Weisheiten aus Jahrtausenden
Das vorliegende Buch, das 1925 erstmals veröffentlicht wurde, informiert über Methoden der Selbstentwicklung, die auf persönlichen Erfahrungen der Autorin beruhen. Wer sie anwendet, tut dies in eigener Verantwortung. Der Herausgeber beabsichtigt nicht, Diagnosen zu stellen oder therapeutische Ratschläge zu geben.

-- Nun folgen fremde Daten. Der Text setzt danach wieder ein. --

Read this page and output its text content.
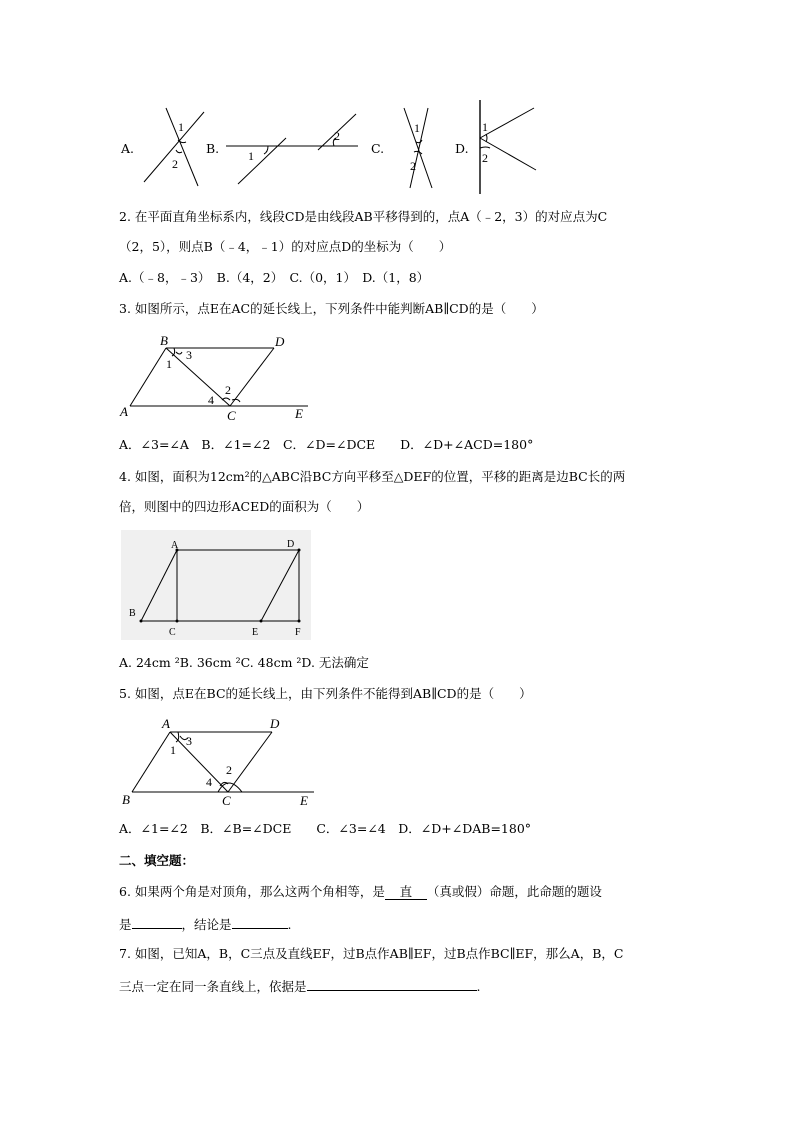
A.
1
2
B. 1
2
C.
1
2
D.
1
2
2. 在平面直角坐标系内，线段CD是由线段AB平移得到的，点A（﹣2，3）的对应点为C
（2，5），则点B（﹣4，﹣1）的对应点D的坐标为（　　）
A.（﹣8，﹣3）　B.（4，2）　C.（0，1）　D.（1，8）
3. 如图所示，点E在AC的延长线上，下列条件中能判断AB∥CD的是（　　）
B	D
A	C	E
1
2
3
4
A．∠3=∠A　B．∠1=∠2　C．∠D=∠DCE　　D．∠D+∠ACD=180°
4. 如图，面积为12cm²的△ABC沿BC方向平移至△DEF的位置，平移的距离是边BC长的两
倍，则图中的四边形ACED的面积为（　　）
A	D
B
C	E	F
A. 24cm ²B. 36cm ²C. 48cm ²D. 无法确定
5. 如图，点E在BC的延长线上，由下列条件不能得到AB∥CD的是（　　）
A	D
B	C	E
1
2
3
4
A．∠1=∠2　B．∠B=∠DCE　　C．∠3=∠4　D．∠D+∠DAB=180°
二、填空题：
6. 如果两个角是对顶角，那么这两个角相等，是 直 （真或假）命题，此命题的题设
是	，结论是	.
7. 如图，已知A，B，C三点及直线EF，过B点作AB∥EF，过B点作BC∥EF，那么A，B，C
三点一定在同一条直线上，依据是	.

Die nachstehend beschriebenen Methoden sind keinesfalls als Ersatz für professionelle therapeutische Behandlung bei psychischen oder gesundheitlichen Problemen zu verstehen.

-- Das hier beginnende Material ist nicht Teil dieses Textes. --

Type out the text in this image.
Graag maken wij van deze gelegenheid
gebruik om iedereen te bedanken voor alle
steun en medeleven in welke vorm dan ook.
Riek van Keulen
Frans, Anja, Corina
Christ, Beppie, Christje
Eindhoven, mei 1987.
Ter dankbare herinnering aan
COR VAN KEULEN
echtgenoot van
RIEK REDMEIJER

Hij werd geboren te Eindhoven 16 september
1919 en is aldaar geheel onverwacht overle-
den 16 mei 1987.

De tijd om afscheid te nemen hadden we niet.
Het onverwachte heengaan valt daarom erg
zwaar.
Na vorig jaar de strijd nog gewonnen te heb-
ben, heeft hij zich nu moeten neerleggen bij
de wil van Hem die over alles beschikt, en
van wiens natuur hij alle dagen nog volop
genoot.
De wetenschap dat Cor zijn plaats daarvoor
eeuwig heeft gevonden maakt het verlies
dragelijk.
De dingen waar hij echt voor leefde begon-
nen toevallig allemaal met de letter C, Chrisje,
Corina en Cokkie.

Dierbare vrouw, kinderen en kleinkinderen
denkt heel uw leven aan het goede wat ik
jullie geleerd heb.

Alle Rechte der Verbreitung durch Schriften, Fernsehen, Funk, Film, Video, und fotomechanische oder digitale Verfahren sowie durch zukünftige Medien für die Übersetzung sind vorbehalten.
Florence Scovel Shinn: Das Spiel des Lebens und wie man es spielt
Titel der Originalausgabe: The Game of Life and How to Play It
Erstausgabe in englischer Sprache: 1925
Übersetzung aus dem Englischen: Günter W. Kienitz
Überarbeitete 2. Auflage: Juli 2015
© 2015 by Günter W. Kienitz
Internet: weisheiten-aus-jahrtausenden.de
Bibliografische Information der Deutschen Nationalbibliothek:
Die Deutsche Nationalbibliothek verzeichnet diese Publikation in der Deutschen Nationalbibliografie; detaillierte bibliografische Daten sind im Internet über http://dnb.dnb.de abrufbar.

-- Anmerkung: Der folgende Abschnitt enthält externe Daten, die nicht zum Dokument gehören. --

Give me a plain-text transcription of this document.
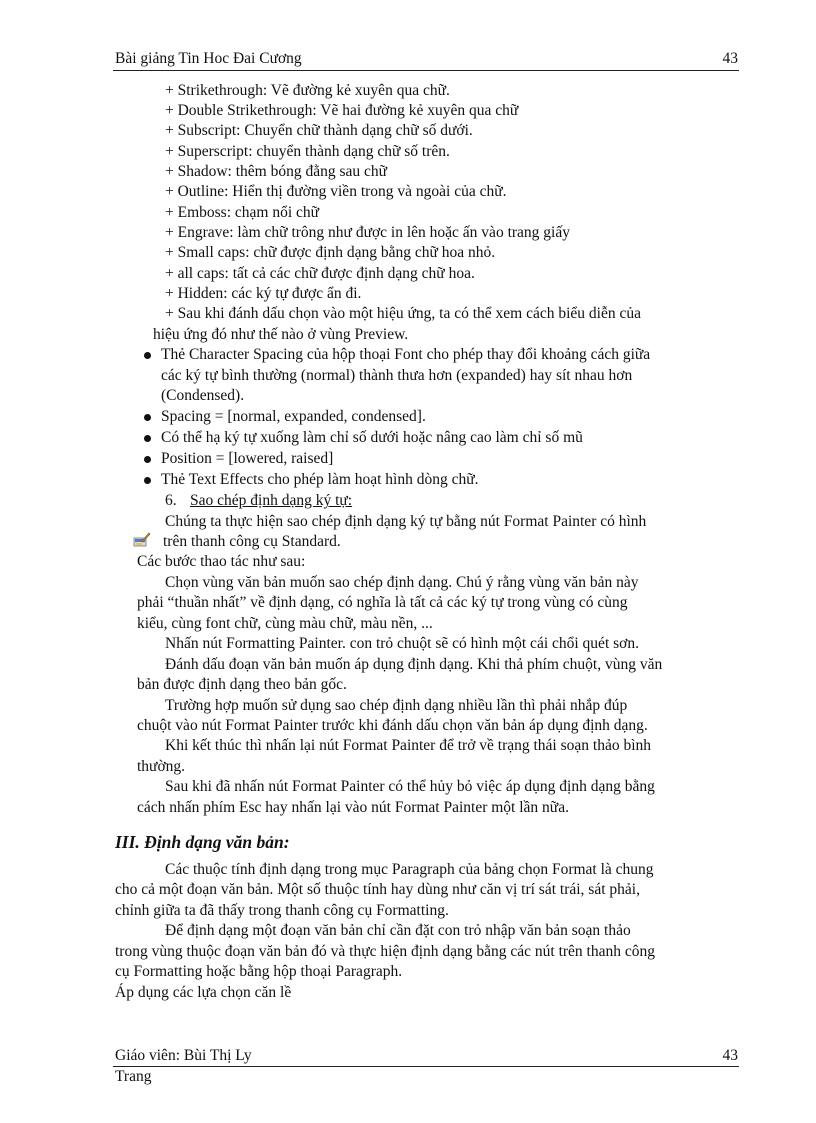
Bài giảng Tin Hoc Đai Cương	43
+ Strikethrough: Vẽ đường kẻ xuyên qua chữ.
+ Double Strikethrough: Vẽ hai đường kẻ xuyên qua chữ
+ Subscript: Chuyển chữ thành dạng chữ số dưới.
+ Superscript: chuyển thành dạng chữ số trên.
+ Shadow: thêm bóng đằng sau chữ
+ Outline: Hiển thị đường viền trong và ngoài của chữ.
+ Emboss: chạm nổi chữ
+ Engrave: làm chữ trông như được in lên hoặc ấn vào trang giấy
+ Small caps: chữ được định dạng bằng chữ hoa nhỏ.
+ all caps: tất cả các chữ được định dạng chữ hoa.
+ Hidden: các ký tự được ẩn đi.
+ Sau khi đánh dấu chọn vào một hiệu ứng, ta có thể xem cách biểu diễn của
hiệu ứng đó như thế nào ở vùng Preview.
Thẻ Character Spacing của hộp thoại Font cho phép thay đổi khoảng cách giữa
các ký tự bình thường (normal) thành thưa hơn (expanded) hay sít nhau hơn
(Condensed).
Spacing = [normal, expanded, condensed].
Có thể hạ ký tự xuống làm chỉ số dưới hoặc nâng cao làm chỉ số mũ
Position = [lowered, raised]
Thẻ Text Effects cho phép làm hoạt hình dòng chữ.
6. Sao chép định dạng ký tự:
Chúng ta thực hiện sao chép định dạng ký tự bằng nút Format Painter có hình
trên thanh công cụ Standard.
Các bước thao tác như sau:
Chọn vùng văn bản muốn sao chép định dạng. Chú ý rằng vùng văn bản này
phải “thuần nhất” về định dạng, có nghĩa là tất cả các ký tự trong vùng có cùng
kiểu, cùng font chữ, cùng màu chữ, màu nền, ...
Nhấn nút Formatting Painter. con trỏ chuột sẽ có hình một cái chổi quét sơn.
Đánh dấu đoạn văn bản muốn áp dụng định dạng. Khi thả phím chuột, vùng văn
bản được định dạng theo bản gốc.
Trường hợp muốn sử dụng sao chép định dạng nhiều lần thì phải nhắp đúp
chuột vào nút Format Painter trước khi đánh dấu chọn văn bản áp dụng định dạng.
Khi kết thúc thì nhấn lại nút Format Painter để trở về trạng thái soạn thảo bình
thường.
Sau khi đã nhấn nút Format Painter có thể hủy bỏ việc áp dụng định dạng bằng
cách nhấn phím Esc hay nhấn lại vào nút Format Painter một lần nữa.
III. Định dạng văn bản:
Các thuộc tính định dạng trong mục Paragraph của bảng chọn Format là chung
cho cả một đoạn văn bản. Một số thuộc tính hay dùng như căn vị trí sát trái, sát phải,
chỉnh giữa ta đã thấy trong thanh công cụ Formatting.
Để định dạng một đoạn văn bản chỉ cần đặt con trỏ nhập văn bản soạn thảo
trong vùng thuộc đoạn văn bản đó và thực hiện định dạng bằng các nút trên thanh công
cụ Formatting hoặc bằng hộp thoại Paragraph.
Áp dụng các lựa chọn căn lề
Giáo viên: Bùi Thị Ly	43
Trang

Umschlaggestaltung: Bettina Kienitz
unter Verwendung eines Motivs von Ferdinand du Puigaudeau
Herstellung und Verlag: Books on Demand GmbH, Norderstedt
ISBN: 978-3-8448-5776-4
Inhalt
Die meisten Menschen halten das Leben für einen Kampf, doch es ist kein Kampf, sondern ein Spiel.
Erfolgreich spielen kann dieses Spiel nur, wer das Spirituelle Gesetz kennt. Die Regeln dazu finden sich klar und deutlich im Alten und im Neuen Testament. Die Grundlage des großartigen Spiels, so lehrt uns Jesus Christus, ist Geben und Nehmen.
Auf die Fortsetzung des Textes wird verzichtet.